At 3 o’clock, I headed back towards Wil Wheaton’s autograph line up. I follow him on twitter and read his blogfeed on my phone, so he and I are tight. At least, as far as I’m concerned; he just doesn’t know about it. Wil Wheaton, if you don’t know, was Wesley Crusher on Star Trek: The Next Generation in the 80s. He took a lot of crap for it. Many people disliked his character; some of the first hate groups on the early Internet were devoted to him. Later, he reinvented himself as a writer as one of the first successful bloggers. He wrote about the struggles of his acting career and became one of the first celebrities to use that medium to allow people to know him personally. His fanbase exploded, which in turn revived his acting career. I love him as a writer, and like him as an actor, but mostly I admire his perseverence, his spirit and his ability to keep himself alive in a business that tried to kill him. I wanted to tell him that, but I wasn’t sure exactly what I would say when I met him.
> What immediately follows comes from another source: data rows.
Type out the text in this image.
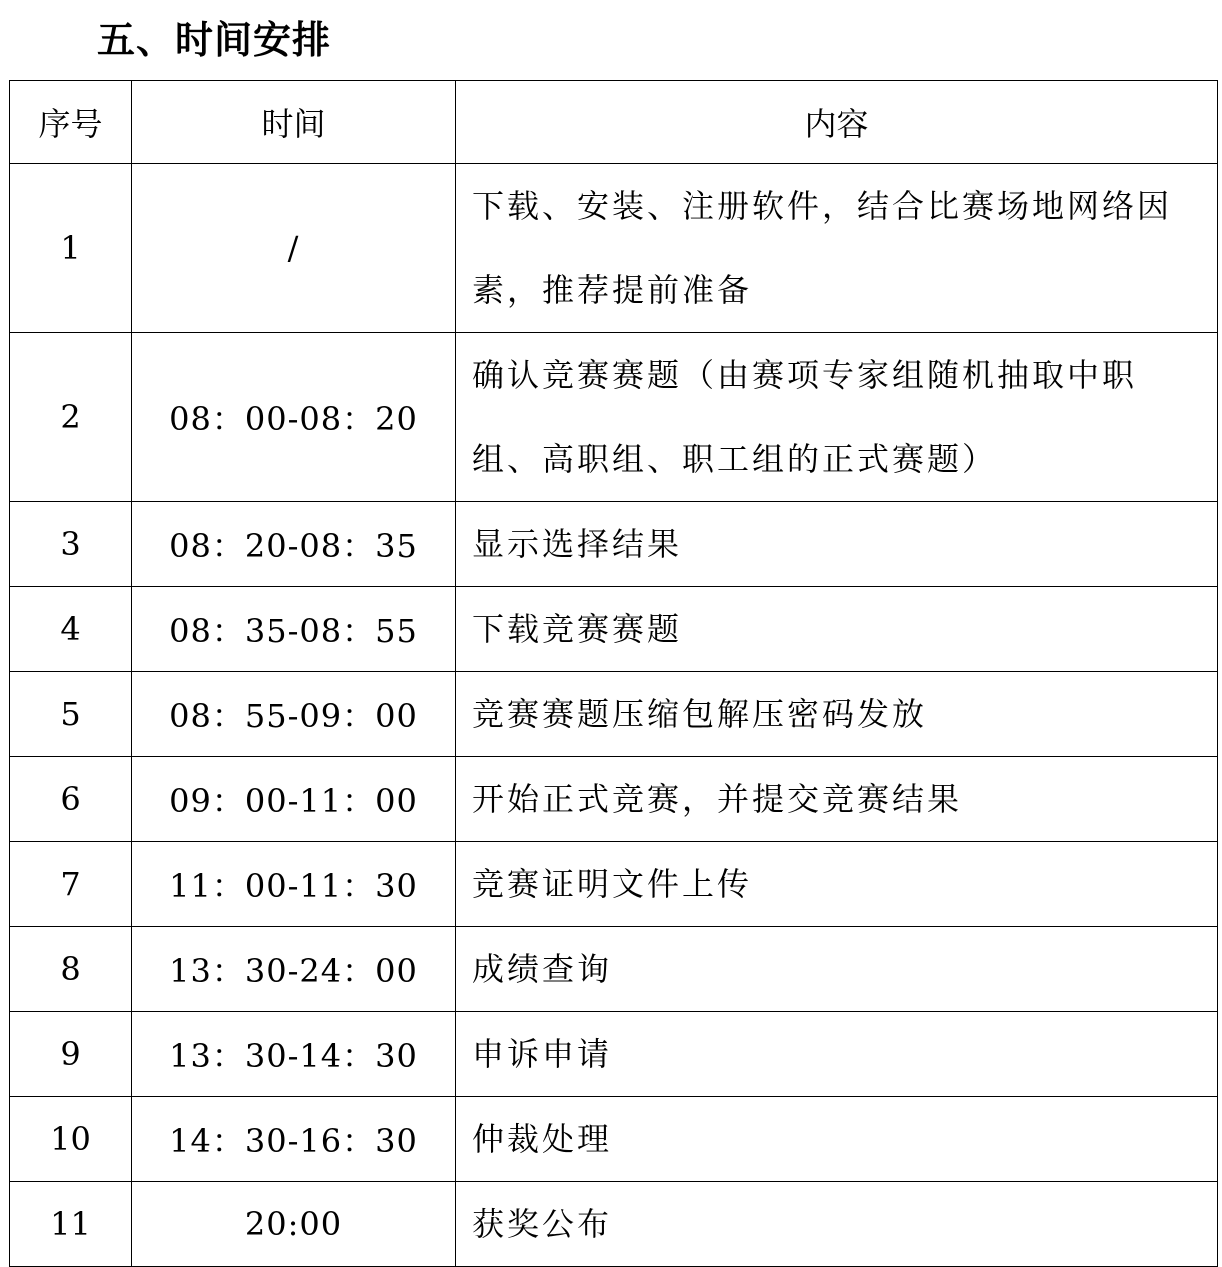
五、时间安排
序号	时间	内容
1	/	下载、安装、注册软件，结合比赛场地网络因素，推荐提前准备
2	08：00-08：20	确认竞赛赛题（由赛项专家组随机抽取中职组、高职组、职工组的正式赛题）
3	08：20-08：35	显示选择结果
4	08：35-08：55	下载竞赛赛题
5	08：55-09：00	竞赛赛题压缩包解压密码发放
6	09：00-11：00	开始正式竞赛，并提交竞赛结果
7	11：00-11：30	竞赛证明文件上传
8	13：30-24：00	成绩查询
9	13：30-14：30	申诉申请
10	14：30-16：30	仲裁处理
11	20:00	获奖公布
But I didn’t get in the line, because it was long again, and I had to line up at 3:15 for the 3:30 photo op with Nathan Fillion. So, I thought, I will just go and do that, and be back in Wil’s line by 3:45… Yeah, seriously, that’s what I thought… If you’ve ever been to a photo session at a convention before, you are totally laughing at me.

I arrived back at the other building by 3:10 to meet my friends, and discovered that the 3:30 appointment time wasn’t our time, it was everybody’s time! In front of us, there were 500 other Nathan Fillion fans, who obviously hadn’t obeyed the ‘no earlier than 15 minutes before’ rule. In a bit of a shock, I questioned one of the valiant volunteers.

“So all these people are here to get their photo taken with Nathan Fillion?”
“Yes, this is the line.”
“Because, my friend paid. Shouldn’t we be in a different line up?”
“Oh no, this is the right place.”
“Well, what if some of these people have work in the morning?”
“Don’t worry, it’s calculated to only take 2 hours.”

I let this sink in, said a silent goodbye to Wil Wheaton and got back in the moment.

They herded us quickly through the grounds and down into the basement of the building, the geek fans holding pens. We were lined up in long, long rows. Not just the Nathan Fillion people, but all the people for all the photo ops. The basement of the Big Four Building is 60,800 square feet and we were packed in. We were in the centre of five rows of Fillion fans and we weren’t moving. They took one row at a time, while the rest of amused ourselves by planning our escape if any of the Walking Dead crowd on our right decided to eat us.

A volunteer came around and confirmed that 700 tickets had been sold for Nathan. So, math done, that’s 700 photographs in 2 hours – every group gets approximately 10 seconds each. We figured that we would probably just stand still, while he passed by in the back on a conveyor belt.

An hour and a half later, we showed our tickets, ditched our bags and checked our costumes in the mirror. And OMG, there he was! Big and handsome and vibrant. He really did the best he could for us in the10 seconds he gave us. He grabbed the long brown coat that my friend had slung over her shoulder, and tried to put it on. He got one arm in, then realized he had no chance of getting the rest of it on, and made a big joke about it. He put his arm around us, we all posed, he gave us an authentic, warm smile and a handshake, and we were out of there, feeling pretty great. The 8×10’s waiting for us on the tables outside were fantastic. So worth it! I get squeally happy every time I look at mine.

And that ended my first con. The con wasn’t over, but I was. We dragged our blistered feet in the direction of the subway. Nathan passed us in a golf cart, going back to sign autographs for the rest of his evening.